Why debranding is the future
Should brands strip back the marketing veneer and focus more on the quality of their products?
As advertising loses its impact, brands are looking for new ways to win people over. The latest effort has been to publish stories that look and feel journalistic. The key strategy being to hide the commercial imperative, and even the brand altogether, so that readers think they’re consuming a familiar newspaper or magazine.
This isn’t a long game. Hiding your true colours is never wise, and it’s also misleading to use a totally different set of qualities – good stories – to sell a product that has nothing to do with these qualities. Hiring a top filmmaker won’t improve the quality of your energy drink. Branded content complicates an already complex world driven by hidden agendas.

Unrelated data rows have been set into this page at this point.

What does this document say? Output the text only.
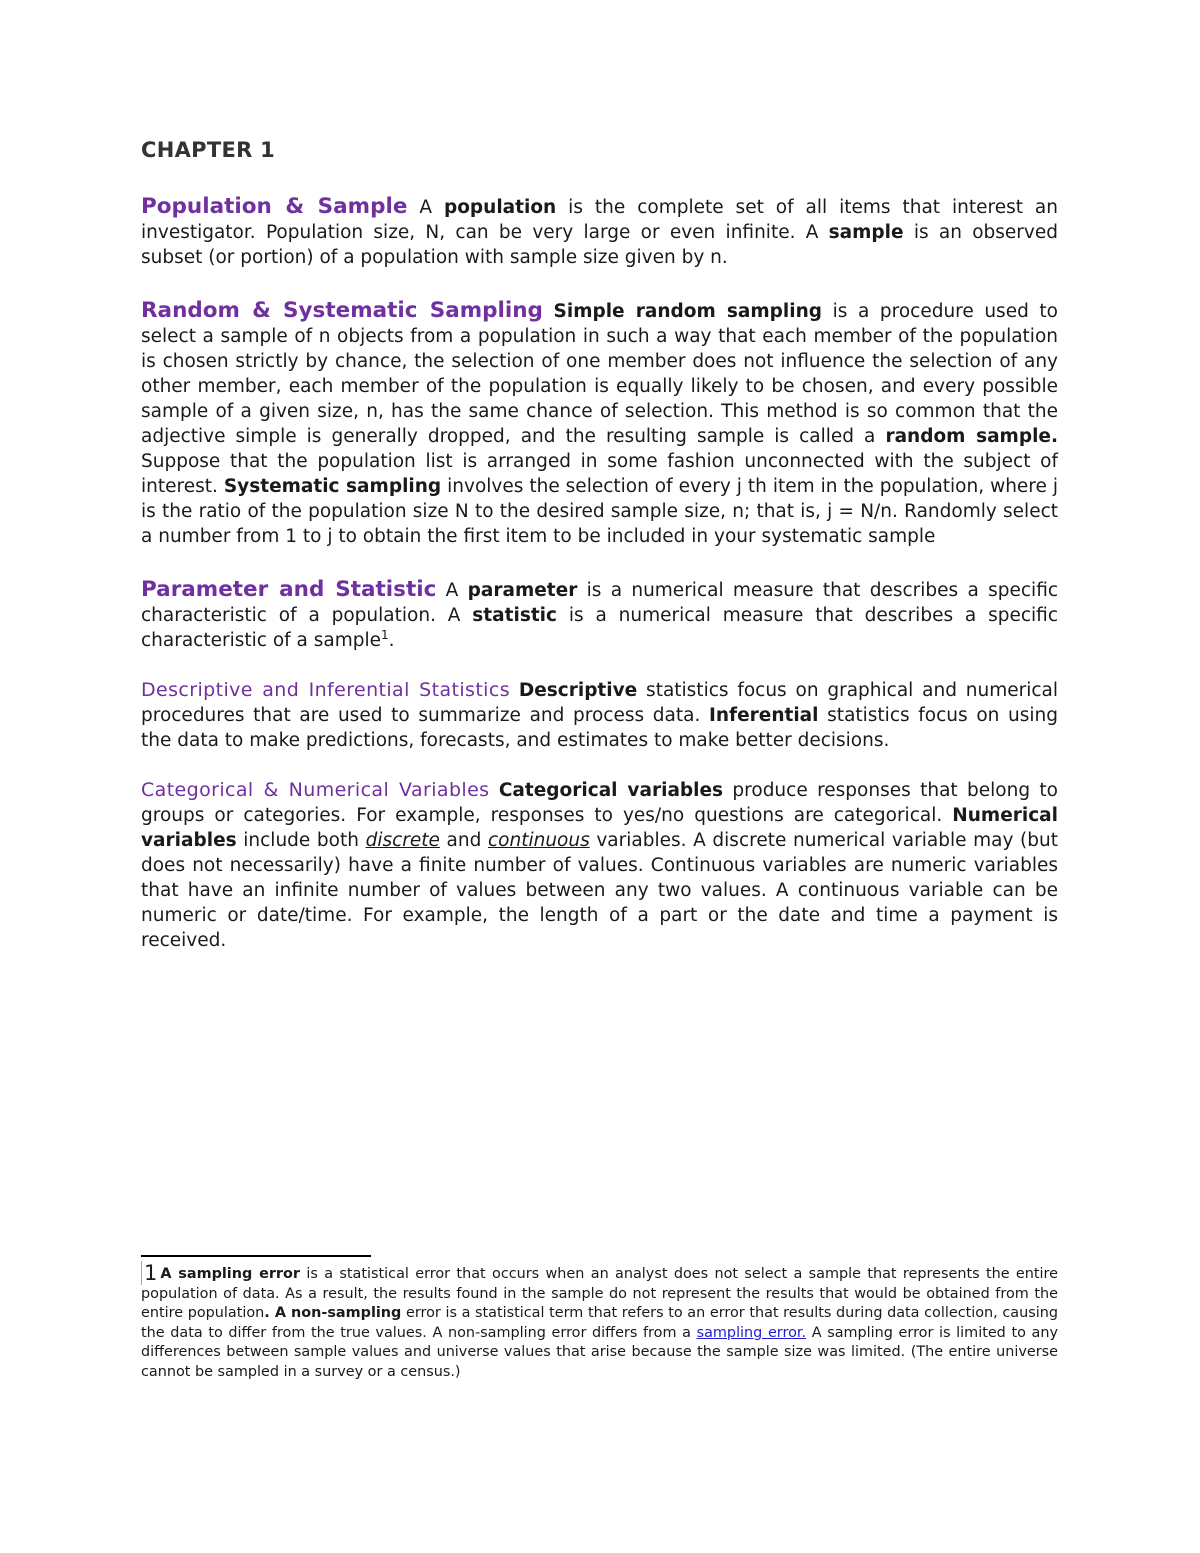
CHAPTER 1

Population & Sample A population is the complete set of all items that interest an investigator. Population size, N, can be very large or even infinite. A sample is an observed subset (or portion) of a population with sample size given by n.

Random & Systematic Sampling Simple random sampling is a procedure used to select a sample of n objects from a population in such a way that each member of the population is chosen strictly by chance, the selection of one member does not influence the selection of any other member, each member of the population is equally likely to be chosen, and every possible sample of a given size, n, has the same chance of selection. This method is so common that the adjective simple is generally dropped, and the resulting sample is called a random sample. Suppose that the population list is arranged in some fashion unconnected with the subject of interest. Systematic sampling involves the selection of every j th item in the population, where j is the ratio of the population size N to the desired sample size, n; that is, j = N/n. Randomly select a number from 1 to j to obtain the first item to be included in your systematic sample

Parameter and Statistic A parameter is a numerical measure that describes a specific characteristic of a population. A statistic is a numerical measure that describes a specific characteristic of a sample$^1$.

Descriptive and Inferential Statistics Descriptive statistics focus on graphical and numerical procedures that are used to summarize and process data. Inferential statistics focus on using the data to make predictions, forecasts, and estimates to make better decisions.

Categorical & Numerical Variables Categorical variables produce responses that belong to groups or categories. For example, responses to yes/no questions are categorical. Numerical variables include both discrete and continuous variables. A discrete numerical variable may (but does not necessarily) have a finite number of values. Continuous variables are numeric variables that have an infinite number of values between any two values. A continuous variable can be numeric or date/time. For example, the length of a part or the date and time a payment is received.

1 A sampling error is a statistical error that occurs when an analyst does not select a sample that represents the entire population of data. As a result, the results found in the sample do not represent the results that would be obtained from the entire population. A non-sampling error is a statistical term that refers to an error that results during data collection, causing the data to differ from the true values. A non-sampling error differs from a sampling error. A sampling error is limited to any differences between sample values and universe values that arise because the sample size was limited. (The entire universe cannot be sampled in a survey or a census.)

And what about the stories no one wants to hear, stories incapable of selling something? People are more likely to follow a delirious brand instead of connecting with real people and real-world problems.

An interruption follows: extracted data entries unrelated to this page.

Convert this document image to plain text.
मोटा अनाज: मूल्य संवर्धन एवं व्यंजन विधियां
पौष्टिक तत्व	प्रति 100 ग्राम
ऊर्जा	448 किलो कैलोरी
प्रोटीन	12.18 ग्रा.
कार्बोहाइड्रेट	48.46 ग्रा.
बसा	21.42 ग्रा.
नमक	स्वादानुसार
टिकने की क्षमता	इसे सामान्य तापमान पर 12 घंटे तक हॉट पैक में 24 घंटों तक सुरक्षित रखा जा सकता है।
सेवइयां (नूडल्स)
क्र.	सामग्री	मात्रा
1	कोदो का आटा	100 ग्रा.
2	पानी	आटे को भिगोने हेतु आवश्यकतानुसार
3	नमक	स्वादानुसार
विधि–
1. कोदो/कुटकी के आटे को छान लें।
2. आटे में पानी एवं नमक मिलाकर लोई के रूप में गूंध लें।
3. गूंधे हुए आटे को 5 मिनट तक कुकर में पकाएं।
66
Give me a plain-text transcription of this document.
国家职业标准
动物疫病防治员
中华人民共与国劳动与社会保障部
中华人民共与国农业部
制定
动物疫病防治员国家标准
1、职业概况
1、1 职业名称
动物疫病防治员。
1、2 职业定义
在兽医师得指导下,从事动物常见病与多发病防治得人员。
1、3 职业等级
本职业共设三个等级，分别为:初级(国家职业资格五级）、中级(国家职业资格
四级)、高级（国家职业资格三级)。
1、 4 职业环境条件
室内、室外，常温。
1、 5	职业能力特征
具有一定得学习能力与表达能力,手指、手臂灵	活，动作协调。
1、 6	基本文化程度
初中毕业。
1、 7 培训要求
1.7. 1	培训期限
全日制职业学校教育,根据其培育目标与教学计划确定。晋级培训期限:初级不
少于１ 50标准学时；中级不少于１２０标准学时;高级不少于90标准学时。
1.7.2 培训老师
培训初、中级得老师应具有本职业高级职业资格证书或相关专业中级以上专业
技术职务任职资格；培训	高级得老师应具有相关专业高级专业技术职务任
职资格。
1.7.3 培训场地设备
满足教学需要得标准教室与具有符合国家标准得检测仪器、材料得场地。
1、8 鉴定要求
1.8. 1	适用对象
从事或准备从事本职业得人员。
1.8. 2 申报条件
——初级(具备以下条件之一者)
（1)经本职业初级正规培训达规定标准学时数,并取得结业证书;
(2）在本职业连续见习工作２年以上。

Instead of hide, what businesses should do is debrand. Put the product first, not the brand. Strip away all sense of backstory, and improve a product’s intrinsic qualities. Become a producer of shoes again, not of surrogate spiritualities and imaginary worlds. Focus communication on the quality and origin of both the materials and labour involved. Offer space for distrusting consumers to breathe.
The debranded future
In our debranded future, prices will reflect real value, not the conceptual value that branding magically bestows. The focus will shift from branded products to branded places: stores and their owners who select and sell products they like – the real Uncle Bens and Aunt Jemimas. These places will eschew packaging and advertising and go back to traditional shopkeepers acting as advocates for their products. Instead of brands, real people and real voices will be the interface between products and consumers, who will buy less throwaway clones and spend more on a few quality essentials.

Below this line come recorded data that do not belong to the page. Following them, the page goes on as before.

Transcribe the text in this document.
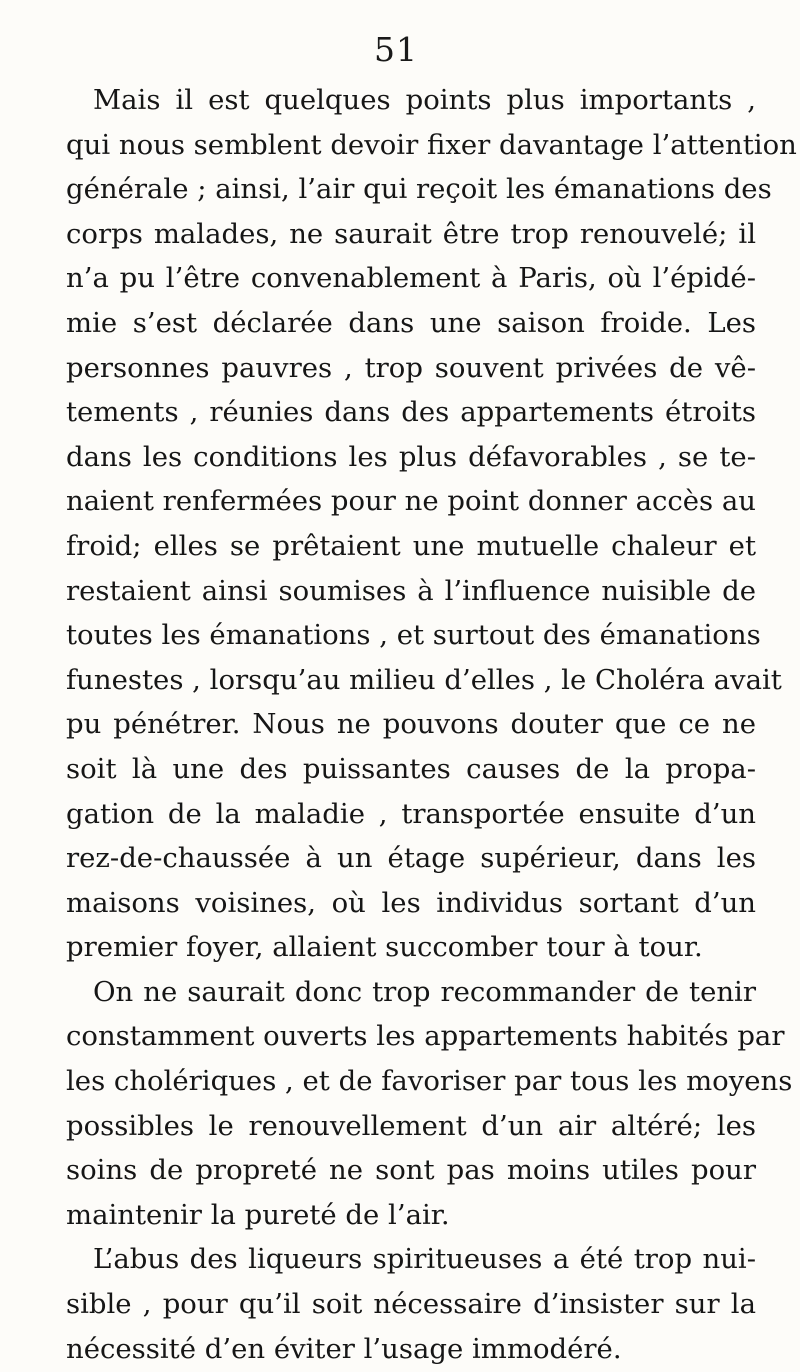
51
Mais il est quelques points plus importants ,
qui nous semblent devoir fixer davantage l’attention
générale ; ainsi, l’air qui reçoit les émanations des
corps malades, ne saurait être trop renouvelé; il
n’a pu l’être convenablement à Paris, où l’épidé-
mie s’est déclarée dans une saison froide. Les
personnes pauvres , trop souvent privées de vê-
tements , réunies dans des appartements étroits
dans les conditions les plus défavorables , se te-
naient renfermées pour ne point donner accès au
froid; elles se prêtaient une mutuelle chaleur et
restaient ainsi soumises à l’influence nuisible de
toutes les émanations , et surtout des émanations
funestes , lorsqu’au milieu d’elles , le Choléra avait
pu pénétrer. Nous ne pouvons douter que ce ne
soit là une des puissantes causes de la propa-
gation de la maladie , transportée ensuite d’un
rez-de-chaussée à un étage supérieur, dans les
maisons voisines, où les individus sortant d’un
premier foyer, allaient succomber tour à tour.
On ne saurait donc trop recommander de tenir
constamment ouverts les appartements habités par
les cholériques , et de favoriser par tous les moyens
possibles le renouvellement d’un air altéré; les
soins de propreté ne sont pas moins utiles pour
maintenir la pureté de l’air.
L’abus des liqueurs spiritueuses a été trop nui-
sible , pour qu’il soit nécessaire d’insister sur la
nécessité d’en éviter l’usage immodéré.
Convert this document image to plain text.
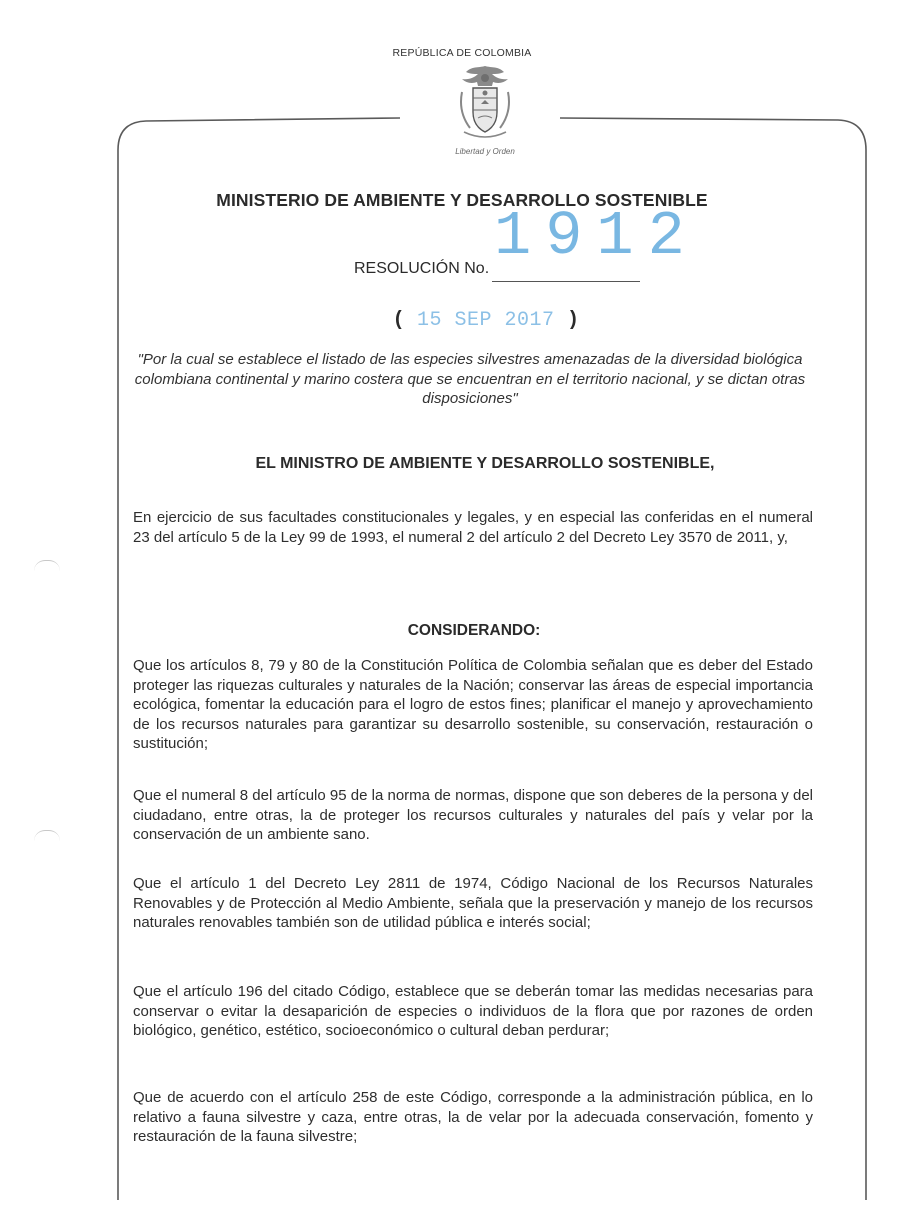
REPÚBLICA DE COLOMBIA
Libertad y Orden
MINISTERIO DE AMBIENTE Y DESARROLLO SOSTENIBLE
1912
RESOLUCIÓN No.
( 15 SEP 2017 )
"Por la cual se establece el listado de las especies silvestres amenazadas de la diversidad biológica colombiana continental y marino costera que se encuentran en el territorio nacional, y se dictan otras disposiciones"
EL MINISTRO DE AMBIENTE Y DESARROLLO SOSTENIBLE,
En ejercicio de sus facultades constitucionales y legales, y en especial las conferidas en el numeral 23 del artículo 5 de la Ley 99 de 1993, el numeral 2 del artículo 2 del Decreto Ley 3570 de 2011, y,
CONSIDERANDO:
Que los artículos 8, 79 y 80 de la Constitución Política de Colombia señalan que es deber del Estado proteger las riquezas culturales y naturales de la Nación; conservar las áreas de especial importancia ecológica, fomentar la educación para el logro de estos fines; planificar el manejo y aprovechamiento de los recursos naturales para garantizar su desarrollo sostenible, su conservación, restauración o sustitución;
Que el numeral 8 del artículo 95 de la norma de normas, dispone que son deberes de la persona y del ciudadano, entre otras, la de proteger los recursos culturales y naturales del país y velar por la conservación de un ambiente sano.
Que el artículo 1 del Decreto Ley 2811 de 1974, Código Nacional de los Recursos Naturales Renovables y de Protección al Medio Ambiente, señala que la preservación y manejo de los recursos naturales renovables también son de utilidad pública e interés social;
Que el artículo 196 del citado Código, establece que se deberán tomar las medidas necesarias para conservar o evitar la desaparición de especies o individuos de la flora que por razones de orden biológico, genético, estético, socioeconómico o cultural deban perdurar;
Que de acuerdo con el artículo 258 de este Código, corresponde a la administración pública, en lo relativo a fauna silvestre y caza, entre otras, la de velar por la adecuada conservación, fomento y restauración de la fauna silvestre;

This is in line with today’s networked society. Traditionally, branding is based on what differentiates a company from competitors. But in the internet age, consumers are increasingly comfortable with everything being interconnected. What distinguishes brands will become less important than what brings things and people together.
The only way we can be truly subversive today, and trigger changes, is to buy less stuff. Innovative brands will stimulate and anticipate this new attitude by re-evaluating what’s in front of them. We don’t need more branding. We need fewer, better-quality products.